The road to developing an alcohol tolerance is defined as a slippery slope, which is, to say the least, if we are developing a tolerance, which means we are drinking more and more alcohol. Whereas, in the functional tolerance case, it likely means it is taking place over a sustained period of time because, typically, the liver will retain its "normal processing speed" once the bender is completed.

In the metabolic tolerance cases, which take place in chronic drinkers, the ability to handle increased consumption is more advanced. It importantly means that the metabolic pathways, which are induced by the alcohol in the liver, are jammed open by allowing for a quicker metabolism. In the case of "normal" drinkers, these pathways can be coaxed open only when the alcohol is introduced, which, by that point in time, the person feels intoxicated and stops drinking.
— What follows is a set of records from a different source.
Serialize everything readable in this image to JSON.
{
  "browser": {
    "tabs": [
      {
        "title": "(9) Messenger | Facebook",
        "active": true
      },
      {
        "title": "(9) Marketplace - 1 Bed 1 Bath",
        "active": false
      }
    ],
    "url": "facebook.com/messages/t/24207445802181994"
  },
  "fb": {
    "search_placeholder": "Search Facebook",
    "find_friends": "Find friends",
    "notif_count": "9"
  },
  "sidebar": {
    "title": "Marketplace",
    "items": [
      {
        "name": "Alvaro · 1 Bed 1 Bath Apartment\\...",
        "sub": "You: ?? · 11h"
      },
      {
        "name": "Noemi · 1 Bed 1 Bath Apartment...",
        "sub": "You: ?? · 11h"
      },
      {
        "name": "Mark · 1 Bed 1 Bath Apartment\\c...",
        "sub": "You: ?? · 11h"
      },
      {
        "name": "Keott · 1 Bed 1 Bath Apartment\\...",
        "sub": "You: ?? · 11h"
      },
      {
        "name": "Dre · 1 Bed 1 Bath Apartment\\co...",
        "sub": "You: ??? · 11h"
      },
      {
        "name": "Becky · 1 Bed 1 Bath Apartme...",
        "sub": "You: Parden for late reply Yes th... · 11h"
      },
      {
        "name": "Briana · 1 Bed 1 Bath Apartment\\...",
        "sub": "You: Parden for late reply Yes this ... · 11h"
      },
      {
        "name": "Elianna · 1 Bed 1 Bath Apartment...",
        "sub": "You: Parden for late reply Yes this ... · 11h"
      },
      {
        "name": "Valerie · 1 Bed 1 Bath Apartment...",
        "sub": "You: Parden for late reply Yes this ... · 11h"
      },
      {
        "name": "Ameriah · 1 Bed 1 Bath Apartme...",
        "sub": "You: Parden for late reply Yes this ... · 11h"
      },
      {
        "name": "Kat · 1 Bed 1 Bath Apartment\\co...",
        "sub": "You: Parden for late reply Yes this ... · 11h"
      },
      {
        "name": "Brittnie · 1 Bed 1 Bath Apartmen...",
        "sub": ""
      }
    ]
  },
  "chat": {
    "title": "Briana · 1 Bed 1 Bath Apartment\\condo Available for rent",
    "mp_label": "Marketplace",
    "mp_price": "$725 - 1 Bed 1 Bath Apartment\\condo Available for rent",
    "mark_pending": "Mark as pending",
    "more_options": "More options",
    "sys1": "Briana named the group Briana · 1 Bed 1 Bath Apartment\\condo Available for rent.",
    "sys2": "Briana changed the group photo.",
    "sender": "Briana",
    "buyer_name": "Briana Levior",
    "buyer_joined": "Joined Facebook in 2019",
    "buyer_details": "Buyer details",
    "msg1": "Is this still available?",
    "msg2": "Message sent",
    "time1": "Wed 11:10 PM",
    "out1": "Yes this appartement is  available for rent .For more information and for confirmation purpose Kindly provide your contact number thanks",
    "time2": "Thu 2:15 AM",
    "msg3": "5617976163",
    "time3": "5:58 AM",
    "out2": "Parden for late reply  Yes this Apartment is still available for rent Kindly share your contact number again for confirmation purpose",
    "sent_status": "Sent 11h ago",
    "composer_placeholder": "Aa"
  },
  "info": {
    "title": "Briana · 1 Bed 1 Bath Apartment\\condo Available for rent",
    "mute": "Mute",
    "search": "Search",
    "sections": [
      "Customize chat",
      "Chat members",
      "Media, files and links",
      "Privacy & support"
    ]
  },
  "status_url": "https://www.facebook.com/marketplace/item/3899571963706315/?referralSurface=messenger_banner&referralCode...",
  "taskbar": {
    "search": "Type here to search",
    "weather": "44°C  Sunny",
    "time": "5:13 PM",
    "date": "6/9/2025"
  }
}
Metabolic tolerance is defined as a dangerous condition because it enables the further destruction of the liver, including other organs, through increased alcohol consumption. Exceptionally, this is lethal for the individual who drinks to get drunk because the damage begins taking place well before the individual feels the requirement to stop.

So, this should be kept in mind that next time we rib someone for not being able to burn the midnight oil. It can just be that their particular bodies are sending the right messages, and are listening, which is cool in a way when we think about it.

Alcohol Tolerance

In general, tolerance develops the more we drink. Tolerance is defined as a psychological and physical need to drink more for a similar feeling of intoxication. But, at the same time, tolerance is the first symptom of alcohol addiction.

Fusel Oil Uses

Fusel oil, including the fusel-oil acetates, can be used in the lacquer industry as the high boiling point solvents.

FAQs on Fusel Oil

Q1. What happens If We Consume Alcohol?

Answer: If we consume smaller amounts of alcohol and get drunk, then we are more sensitive to alcohol compared to the others surrounding us. Thus, we are at a higher risk of developing an alcohol addiction as well.

Q2. Give the Extraction of Isoamyl Alcohol from Fusel Oil.

Answer: Isoamyl alcohol may be separated from the fusel oil by either of two methods: shaking with a strong brine solution and separation of the oily layer from the brine layer; distilling it, collecting the fraction, which boils between the temperature of 125 and 140 °C.

Further purification can be possible with this procedure: shaking the product with hot lime water and separating the oily layer, and then drying the product with calcium chloride and distilling it, obtaining the boiling fraction between the temperatures of 128 and 132 °C.

Q3. Explain If Isobutyl Alcohol is a Secondary Alcohol.

Answer: Yes, indeed. Since the alpha carbon (the carbon to which the functional group can be added - in this case, the OH group) is attached to the two carbon atoms, isobutyl alcohol is classified as secondary alcohol.

Q4. What are Fusel Alcohols and Esters?

Answer: Both esters and alcohols are extremely important aroma compounds, which help shape the aroma characteristics and flavour of beers. The essential flavour-active esters in beer are isoamyl acetate (fruity, banana aroma), ethyl acetate (fruity, solvent-like), ethyl caproate, isobutyl acetate (pineapple), ethyl caprylate (sour apple), and phenyl ethyl acetate (fruity, flowery, honey, roses).